Monday, July 10, 2006

The flipside of the commodities boom - Middle East Business news related to travel, food, hotel, real estate, health, oil and more

It's been awhile since Gulf states have begun diversifying their economies from a pure oil base and directing their efforts on energy-intensive industries like petrochemicals, aluminium, steel and cement. In Dubai, nearly eight per cent of the gross doemestic product comes from Dubal, the Dh12 billion aluminium factory that is now aiming to triple its production capacity in the next five years while at the same time meeting all its raw material in-house.
Dubal plans to achieve 2.5 million metric tonnes of production by 2010-11.
But while Abu Dhabi is also planning the biggest aluminum smelter in the world, Saudi Arabia and Qatar are pouring funds into petrochemicals and steel plants.

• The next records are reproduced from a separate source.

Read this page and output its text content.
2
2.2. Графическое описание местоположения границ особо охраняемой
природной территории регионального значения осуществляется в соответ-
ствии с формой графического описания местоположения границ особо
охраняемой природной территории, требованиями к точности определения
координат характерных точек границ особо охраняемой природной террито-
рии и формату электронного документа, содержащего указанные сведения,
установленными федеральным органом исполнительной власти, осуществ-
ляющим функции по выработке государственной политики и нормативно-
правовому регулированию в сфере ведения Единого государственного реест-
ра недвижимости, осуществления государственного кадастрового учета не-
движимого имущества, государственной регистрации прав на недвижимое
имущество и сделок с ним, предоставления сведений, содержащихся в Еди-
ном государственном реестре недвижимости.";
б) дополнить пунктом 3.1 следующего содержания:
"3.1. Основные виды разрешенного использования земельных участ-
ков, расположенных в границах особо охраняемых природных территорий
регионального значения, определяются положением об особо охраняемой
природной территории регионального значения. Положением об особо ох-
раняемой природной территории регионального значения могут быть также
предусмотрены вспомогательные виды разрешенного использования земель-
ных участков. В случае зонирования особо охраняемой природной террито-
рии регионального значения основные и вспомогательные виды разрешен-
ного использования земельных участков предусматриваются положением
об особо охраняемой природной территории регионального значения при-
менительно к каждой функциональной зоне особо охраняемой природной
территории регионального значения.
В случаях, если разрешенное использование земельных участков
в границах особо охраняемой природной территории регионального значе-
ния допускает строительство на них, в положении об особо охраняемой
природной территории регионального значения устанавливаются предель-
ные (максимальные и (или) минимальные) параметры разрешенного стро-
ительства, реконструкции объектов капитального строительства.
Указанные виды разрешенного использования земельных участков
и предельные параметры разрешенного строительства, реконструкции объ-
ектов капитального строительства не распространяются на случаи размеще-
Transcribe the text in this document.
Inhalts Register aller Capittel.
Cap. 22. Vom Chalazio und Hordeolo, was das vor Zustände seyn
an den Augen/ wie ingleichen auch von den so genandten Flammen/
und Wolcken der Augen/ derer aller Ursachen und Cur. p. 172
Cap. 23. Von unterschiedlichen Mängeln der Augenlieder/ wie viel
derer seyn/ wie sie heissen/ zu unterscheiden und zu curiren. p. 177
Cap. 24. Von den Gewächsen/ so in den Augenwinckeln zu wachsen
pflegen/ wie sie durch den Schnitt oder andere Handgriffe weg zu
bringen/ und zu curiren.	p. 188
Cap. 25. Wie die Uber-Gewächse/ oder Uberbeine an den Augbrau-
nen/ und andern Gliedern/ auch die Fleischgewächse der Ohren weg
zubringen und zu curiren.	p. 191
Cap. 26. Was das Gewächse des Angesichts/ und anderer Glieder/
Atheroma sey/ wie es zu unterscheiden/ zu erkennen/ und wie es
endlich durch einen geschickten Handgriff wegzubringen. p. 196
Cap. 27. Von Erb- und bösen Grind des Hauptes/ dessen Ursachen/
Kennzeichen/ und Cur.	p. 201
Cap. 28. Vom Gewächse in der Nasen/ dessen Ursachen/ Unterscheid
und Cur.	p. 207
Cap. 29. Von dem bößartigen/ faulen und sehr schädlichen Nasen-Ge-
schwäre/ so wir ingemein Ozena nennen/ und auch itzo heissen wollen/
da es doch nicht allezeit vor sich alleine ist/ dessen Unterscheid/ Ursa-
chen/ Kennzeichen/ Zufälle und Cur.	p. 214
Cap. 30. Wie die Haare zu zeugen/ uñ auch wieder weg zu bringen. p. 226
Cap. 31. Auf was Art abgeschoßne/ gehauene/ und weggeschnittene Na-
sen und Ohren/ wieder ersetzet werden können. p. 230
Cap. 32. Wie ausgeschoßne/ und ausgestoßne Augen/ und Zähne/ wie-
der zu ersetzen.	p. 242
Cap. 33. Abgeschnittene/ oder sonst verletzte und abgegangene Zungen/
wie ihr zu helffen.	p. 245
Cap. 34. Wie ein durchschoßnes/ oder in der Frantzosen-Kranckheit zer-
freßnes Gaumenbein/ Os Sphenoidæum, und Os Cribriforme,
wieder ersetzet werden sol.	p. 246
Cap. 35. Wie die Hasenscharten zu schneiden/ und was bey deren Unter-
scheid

But, says Dr Eckart Woertz, programme manager economics of the Dubai-based Gulf Research Centre, 'apart from energy, these industries require the import of commodities like aluminum/bauxite, iron ore, and some rarer metals like nickel and molybdenum. All of these metals are coming out of a multi-year bear market. At the mining companies, the pipeline of new projects has often dried up because investments in exploration were limited during the years of subdued prices.'
As a new mine needs 5-10 years to start producing, and as demand is expected to remain elevated (in part because of demand from China and India), many expect a bull market in commodities that will last for another decade. This may be accompanied by considerable corrections. In fact, such a correction just took place, after institutional investors, like hedge and pension funds, piled massively into the commodity sector, which was virtually unknown to them as an alternative investment only two years ago.
'Thus,' says Dr Eckart, 'the GCC economies are vulnerable to price rises and supply disruptions. This calls for a proactive policy to safeguard future supplies, not unlike the current policy of China to actively secure oil and gas imports via foreign investments and bilateral agreements (like those in Sudan, Iran, Angola, and Canada).GCC companies like Dubal, Hadeed, and Quasco will need to carefully analyse their import needs, and should establish long-term relationships with their suppliers.
'Apart from strategic buffer stocks, joint ventures with mining companies could be a viable way to attain supply security, he asserts. The world iron ore market, for example, is dominated by an oligopoly of three companies accounting for about 75 percent of all seaborne trade: BHP Billiton, Rio Tinto, and Brazil's CVRD. The latter is an important supplier to the Gulf, and has a virtual monopoly on the high-end market of iron ore pellets in Southeast Asia. The concentrated iron ore pellets are gaining an increased market share because of factors such as declining ore grades and a growing usage of specific production technologies (DRI vs. blast furnace).
'The Japanese commodity trading house Sojitz estimates that the demand for iron ore pellets in the Gulf will increase fourfold over the next seven years from less than 5 million tons currently to over 20 million tons in 2012. GCC companies could therefore gain crucial supply security by acquiring equity stakes in emerging new competitors like Australia's Grange Resources, which will produce iron ore pellets in Australia and Malaysia.'
Another strategy would be for the GCC countries to produce the commodities themselves. 'The Gulf' says Dr Eckart, 'offers some potential in the field of mineral production. In Saudi Arabia, state-owned Maaden has made headway in mineral exploration. Established in 1997 and about to go public this year, the company is already mining gold and zinc in some small-scale operations. With the huge phosphate and bauxite projects in Al Jalamid and Al Zabirah in the northeast of the country, Maaden is about to enter the mineral extraction business in earnest. Meanwhile in Oman, geological teams are currently on the ground to map out the country's mineral potential in greater detail. So far, copper, chromites, gold, and silver are produced in smaller quantities. It remains to be seen whether further exploration efforts will have encouraging results similar to those of Saudi Arabia.'
The need for commodities and the need to import or produce them will thus be a major theme of the GCC countries' ongoing diversification drive into heavy industries. It is theirs to play the game of the ongoing commodity 'super cycle' in a smart fashion and safeguard the interests of their economies.